From the American perspective, organisations can sign up to Privacy Shield from 1 August 2016. The DOC has issued Guidance on how to do this (read the DOC Guidance).
As the Guidance makes clear, only US organisations that are subject to the jurisdiction of the FTC or the US Department of Transportation (DOT) may participate in the Privacy Shield. The Privacy Shield Team at the DOC can provide further information if an organisation is unsure about whether it falls within this jurisdictional gateway. However, for example, large parts of the financial services sector will not be covered by the scheme as they are not regulated by either body.
Will the Privacy Shield be effective?
Whether the Privacy Shield arrangements will prove effective and long-lasting depends on a number of factors:
- US organisations will have to carefully consider whether to sign up. The commitments placed on US organisations are onerous and are likely to involve, for example, re-negotiation of contracts with sub-processors used by them (a “grace period” of up to nine months to do this is provided for in the Privacy Shield arrangements provided the US organisation signs up to Privacy Shield by 1 October 2016). US organisations who sign up are almost certain to come under close scrutiny for the reasons explained below and it is likely that this will involve a considerable commitment of resources. Some might decide to sit this out and continue to rely on other transfer mechanisms (such as EU Model Clauses) until Privacy Shield is seen to work or until the current challenge from the Irish Data Protection Regulator to the validity of EU Model Clauses is determined. This could all take some time;
- We expect challenges to be made against US organisations who sign up. These will be likely to not only test compliance by those organisations but also the effectiveness of redress mechanisms operated by them and the US bodies tasked with oversight and enforcement;
- Similarly, we expect challenges to US National Intelligence gathering through the Ombudsperson scheme to test its effectiveness and its independence;
- We also expect a further challenge in the EU to the structure of the arrangements, which could find its way to the Court of Justice of the EU over the course of the next year or so. That challenge is likely to involve a more critical look at US Intelligence gathering, rather than an implicit acceptance that mass surveillance takes place - in the materials accompanying the Adequacy Decision there is an emphasis on the US Intelligence community wishing to set the record straight on what it actually does by way of Intelligence gathering and the oversight over those activities. This topic also looks set to be debated in the Irish challenge to Model Clauses, given the US Government’s intervention in that case. We expect as well that there is also likely to be more emphasis on the question of whether equivalent Intelligence gathering takes place in the EU and the oversight provided in that respect.
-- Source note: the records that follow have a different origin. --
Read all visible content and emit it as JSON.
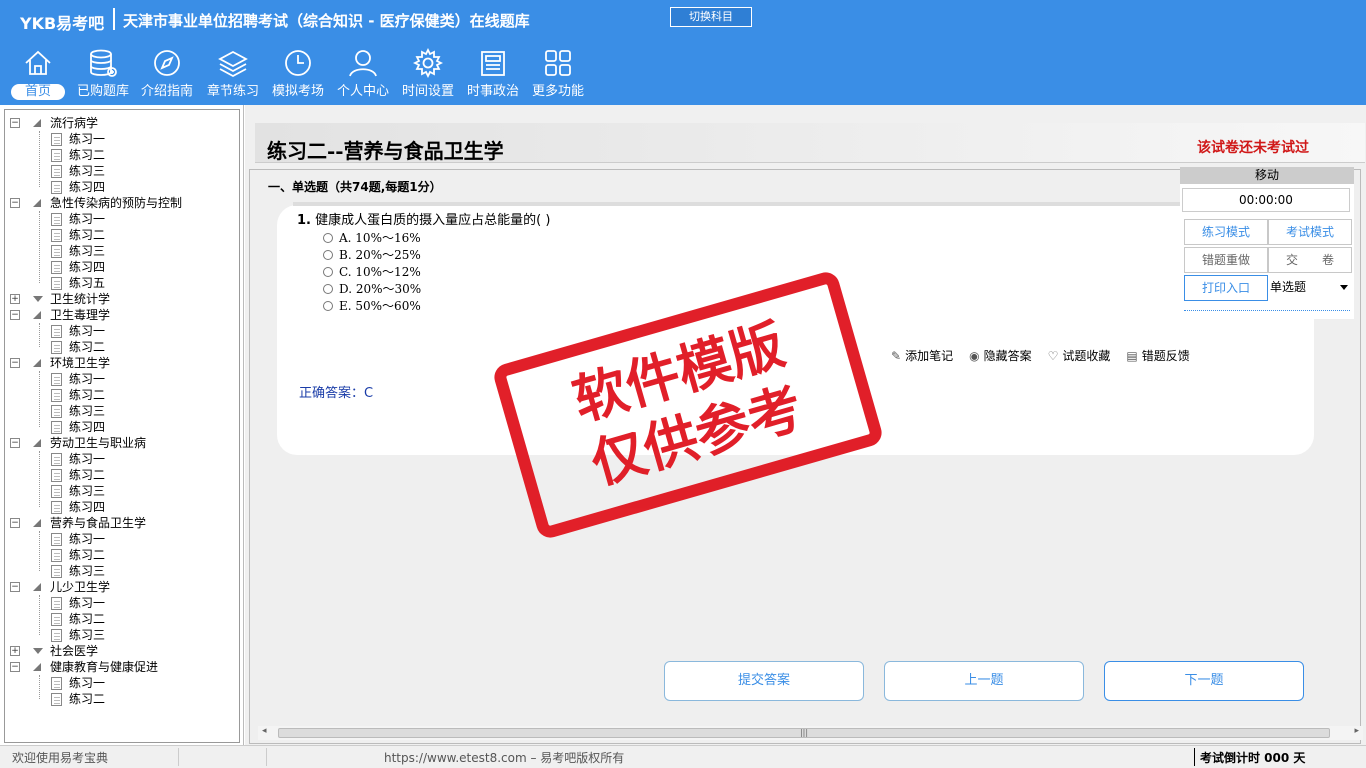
{
  "header": {
    "logo": "YKB易考吧",
    "title": "天津市事业单位招聘考试（综合知识 - 医疗保健类）在线题库",
    "switch_subject": "切换科目"
  },
  "nav": [
    {
      "label": "首页",
      "icon": "home-icon",
      "active": true
    },
    {
      "label": "已购题库",
      "icon": "database-icon"
    },
    {
      "label": "介绍指南",
      "icon": "compass-icon"
    },
    {
      "label": "章节练习",
      "icon": "layers-icon"
    },
    {
      "label": "模拟考场",
      "icon": "clock-icon"
    },
    {
      "label": "个人中心",
      "icon": "user-icon"
    },
    {
      "label": "时间设置",
      "icon": "gear-icon"
    },
    {
      "label": "时事政治",
      "icon": "newspaper-icon"
    },
    {
      "label": "更多功能",
      "icon": "grid-icon"
    }
  ],
  "tree": [
    {
      "label": "流行病学",
      "expanded": true,
      "children": [
        "练习一",
        "练习二",
        "练习三",
        "练习四"
      ]
    },
    {
      "label": "急性传染病的预防与控制",
      "expanded": true,
      "children": [
        "练习一",
        "练习二",
        "练习三",
        "练习四",
        "练习五"
      ]
    },
    {
      "label": "卫生统计学",
      "expanded": false,
      "children": []
    },
    {
      "label": "卫生毒理学",
      "expanded": true,
      "children": [
        "练习一",
        "练习二"
      ]
    },
    {
      "label": "环境卫生学",
      "expanded": true,
      "children": [
        "练习一",
        "练习二",
        "练习三",
        "练习四"
      ]
    },
    {
      "label": "劳动卫生与职业病",
      "expanded": true,
      "children": [
        "练习一",
        "练习二",
        "练习三",
        "练习四"
      ]
    },
    {
      "label": "营养与食品卫生学",
      "expanded": true,
      "children": [
        "练习一",
        "练习二",
        "练习三"
      ]
    },
    {
      "label": "儿少卫生学",
      "expanded": true,
      "children": [
        "练习一",
        "练习二",
        "练习三"
      ]
    },
    {
      "label": "社会医学",
      "expanded": false,
      "children": []
    },
    {
      "label": "健康教育与健康促进",
      "expanded": true,
      "children": [
        "练习一",
        "练习二"
      ]
    }
  ],
  "exam": {
    "title": "练习二--营养与食品卫生学",
    "status": "该试卷还未考试过",
    "section": "一、单选题（共74题,每题1分）",
    "question_number": "1.",
    "question_text": "健康成人蛋白质的摄入量应占总能量的( )",
    "options": [
      "A. 10%～16%",
      "B. 20%～25%",
      "C. 10%～12%",
      "D. 20%～30%",
      "E. 50%～60%"
    ],
    "tools": [
      "添加笔记",
      "隐藏答案",
      "试题收藏",
      "错题反馈"
    ],
    "answer_label": "正确答案：C",
    "buttons": {
      "submit": "提交答案",
      "prev": "上一题",
      "next": "下一题"
    }
  },
  "side_panel": {
    "move": "移动",
    "timer": "00:00:00",
    "practice_mode": "练习模式",
    "exam_mode": "考试模式",
    "redo_wrong": "错题重做",
    "hand_in": "交　　卷",
    "print": "打印入口",
    "type_select": "单选题"
  },
  "watermark": {
    "line1": "软件模版",
    "line2": "仅供参考"
  },
  "statusbar": {
    "welcome": "欢迎使用易考宝典",
    "site": "https://www.etest8.com – 易考吧版权所有",
    "countdown": "考试倒计时 000 天"
  },
  "colors": {
    "header": "#3a8ee6",
    "status_red": "#d01818",
    "answer_blue": "#1a3ca8",
    "stamp_red": "#e0141e"
  }
}
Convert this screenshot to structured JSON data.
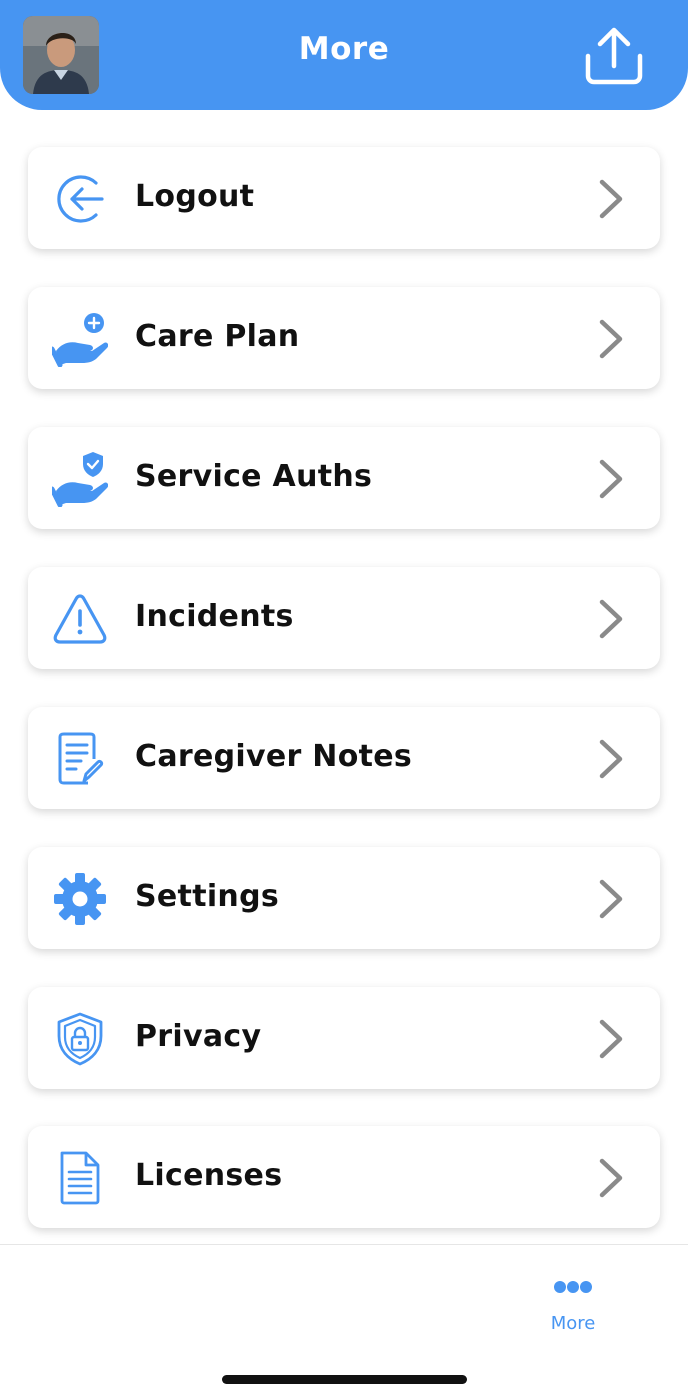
{
  "header": {
    "title": "More",
    "accent_color": "#4795f2",
    "avatar": "user-avatar-photo",
    "share_icon": "share-upload-icon"
  },
  "menu": [
    {
      "id": "logout",
      "label": "Logout",
      "icon": "logout-icon"
    },
    {
      "id": "care-plan",
      "label": "Care Plan",
      "icon": "care-plan-icon"
    },
    {
      "id": "service-auths",
      "label": "Service Auths",
      "icon": "service-auth-icon"
    },
    {
      "id": "incidents",
      "label": "Incidents",
      "icon": "warning-icon"
    },
    {
      "id": "caregiver-notes",
      "label": "Caregiver Notes",
      "icon": "notes-icon"
    },
    {
      "id": "settings",
      "label": "Settings",
      "icon": "gear-icon"
    },
    {
      "id": "privacy",
      "label": "Privacy",
      "icon": "privacy-shield-icon"
    },
    {
      "id": "licenses",
      "label": "Licenses",
      "icon": "document-icon"
    }
  ],
  "tabbar": {
    "active_tab": {
      "label": "More",
      "icon": "more-dots-icon"
    }
  }
}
- The first EU/US Annual Review will also be critical. There is likely to be a great deal of pressure on the US authorities and the EU Commission to show that Privacy Shield is effective. The EU Commission says that the Privacy Shield is a robust framework or system. Whether that is the case is likely to be down to effective enforcement of its terms. Ultimately, the EU/US Annual Review mechanism is designed to ensure that. What will feed into this is whether the various mechanism for redress and complaint work satisfactorily on a day-to-day basis. However, this will depend on the approach taken by organisations signing up to the Privacy Shield and US agencies with the main oversight and enforcement functions (principally the DOC and FTC, along with the Ombudsperson Scheme set up to deal with National Intelligence gathering activities).